浄閑寺とその周辺

前回に引き続いて、吉原にまつわるお話です。
今回は遊女の投げ込み寺として有名な浄閑寺と、その周辺について書きたいと思います。

東京都荒川区南千住 浄閑寺 新吉原総霊塔

都電荒川線の三ノ輪駅近く、日本堤と言われた土手(現在は道路です)の端に浄閑寺はあります。
創建は1665年なので、吉原が移ってきた年の二年前になります。
それから二百年経った1855年の安政の大地震で多くの遊女が犠牲になり、このお寺に集められて以来「投げ込み寺」と呼ばれるようになりました。

東京都荒川区南千住 浄閑寺

浄閑寺には彼女たちを祀る新吉原総霊塔や、永井荷風の文学碑と筆塚などがあります。
総霊塔には、その後の関東大震災、東京大空襲で被害にあった遊女たちも祀られています。

東京都荒川区南千住 浄閑寺 新吉原総霊塔

現在でも多くの人々がこの霊塔を訪れているようです。
霊塔には化粧品や装飾品が置かれていたのが印象的でした。ここに訪れたのは、この土地や遊女に縁のある人々なのでしょうか。それとも歴史や文学作品に触れて興味を抱いた人々なのでしょうか。その多くは遊女たちの人生を思い、自分と照らし合わせながら霊塔に手を合わせたに違いありません。

東京都荒川区南千住 浄閑寺 永井荷風の筆塚

私の好きな永井荷風も、吉原に思いを馳せたひとりです。
江戸から明治への近代化、そして震災や戦争といった転換期を見つめながら、そこに生きる人々の心に思いを馳せた荷風は、吉原の遊女たちにも強く惹かれたことでしょう。

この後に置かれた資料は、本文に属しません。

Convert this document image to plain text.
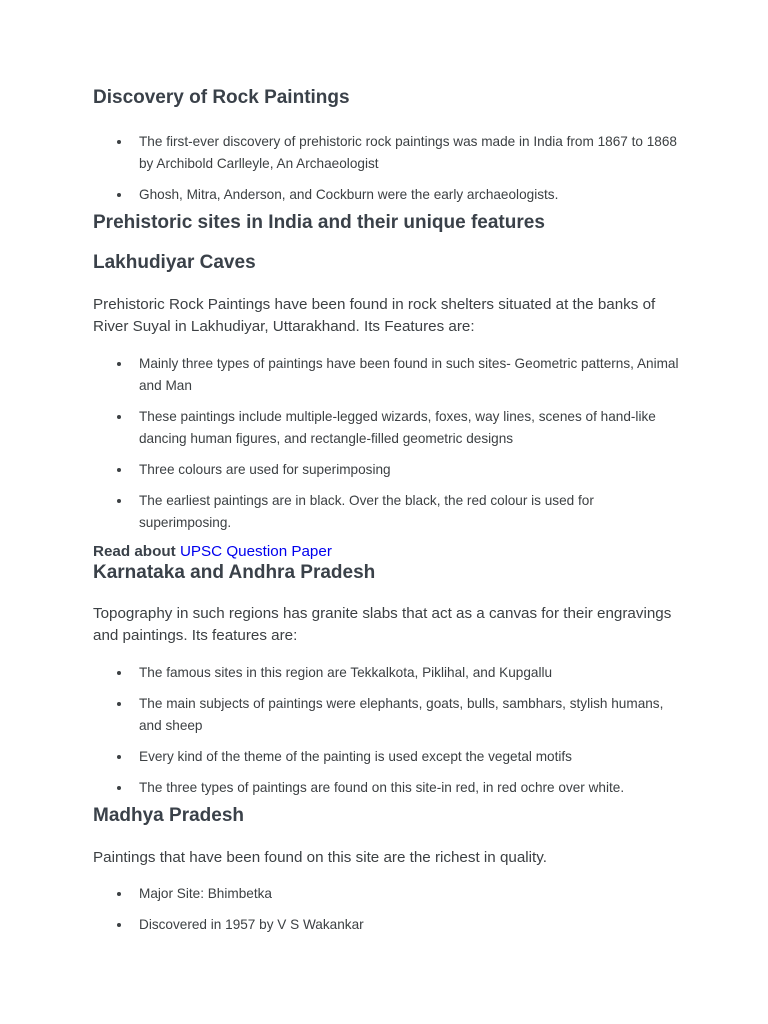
Discovery of Rock Paintings
The first-ever discovery of prehistoric rock paintings was made in India from 1867 to 1868 by Archibold Carlleyle, An Archaeologist
Ghosh, Mitra, Anderson, and Cockburn were the early archaeologists.
Prehistoric sites in India and their unique features
Lakhudiyar Caves

Prehistoric Rock Paintings have been found in rock shelters situated at the banks of River Suyal in Lakhudiyar, Uttarakhand. Its Features are:

Mainly three types of paintings have been found in such sites- Geometric patterns, Animal and Man
These paintings include multiple-legged wizards, foxes, way lines, scenes of hand-like dancing human figures, and rectangle-filled geometric designs
Three colours are used for superimposing
The earliest paintings are in black. Over the black, the red colour is used for superimposing.
Read about UPSC Question Paper
Karnataka and Andhra Pradesh

Topography in such regions has granite slabs that act as a canvas for their engravings and paintings. Its features are:

The famous sites in this region are Tekkalkota, Piklihal, and Kupgallu
The main subjects of paintings were elephants, goats, bulls, sambhars, stylish humans, and sheep
Every kind of the theme of the painting is used except the vegetal motifs
The three types of paintings are found on this site-in red, in red ochre over white.
Madhya Pradesh

Paintings that have been found on this site are the richest in quality.

Major Site: Bhimbetka
Discovered in 1957 by V S Wakankar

すぐ近くの浅草の歓楽街、隅田川の向こうの玉の井の私娼窟と同様に、彼は小説の取材のためにこの辺りをよく訪れていたそうです。

東京都台東区清川周辺

そして吉原周辺は遊女だけでなく、廓の外にいた人々も注目に値します。
浄閑寺をすぐ東に歩けば泪橋の交差点があり、玉姫稲荷神社の周辺、昔は山谷と呼ばれた場所に今も日雇い労働者向けの宿泊施設が並びます。明治初期までは小塚原刑場もありました。
また、北側を歩いても、南千住や荒川の古い工場跡を見ることができます。
以前のこの辺りは幸せな暮らしができなかった人々も少なからずいたようです。

江戸から明治、大正、昭和へと近代化が進み、平成となった今ではずいぶん穏やかな時代となりました。街は新しくなり、人もめまぐるしく入れ替わって、過去の出来事は暗渠のように覆い隠されています。
それでも朽ち果てた遺構を見つけると、想像の助けも手伝って、それが蘇ってくるような気がします。現在の平和も、蓋を開けてしまえばすぐに崩れ去ってしまうような危うさを感じられずにはいられません。

永井荷風の小説や随筆、そして樋口一葉の小説は私たちの想像力を高めてくれます。
特に一葉の擬古文はとっつきにくいですが、当時の哀切や苦しみ、そしてささやかな幸せを感じるような、“美しさ”が漂っています。
「たけくらべ」は言わずもがなですが、「わかれ道」などの作品を読んでも、遊女だけでなく廓の外の人々の人生を垣間見ることができます。改めて読み返すと、新たな発見ができるかもしれません。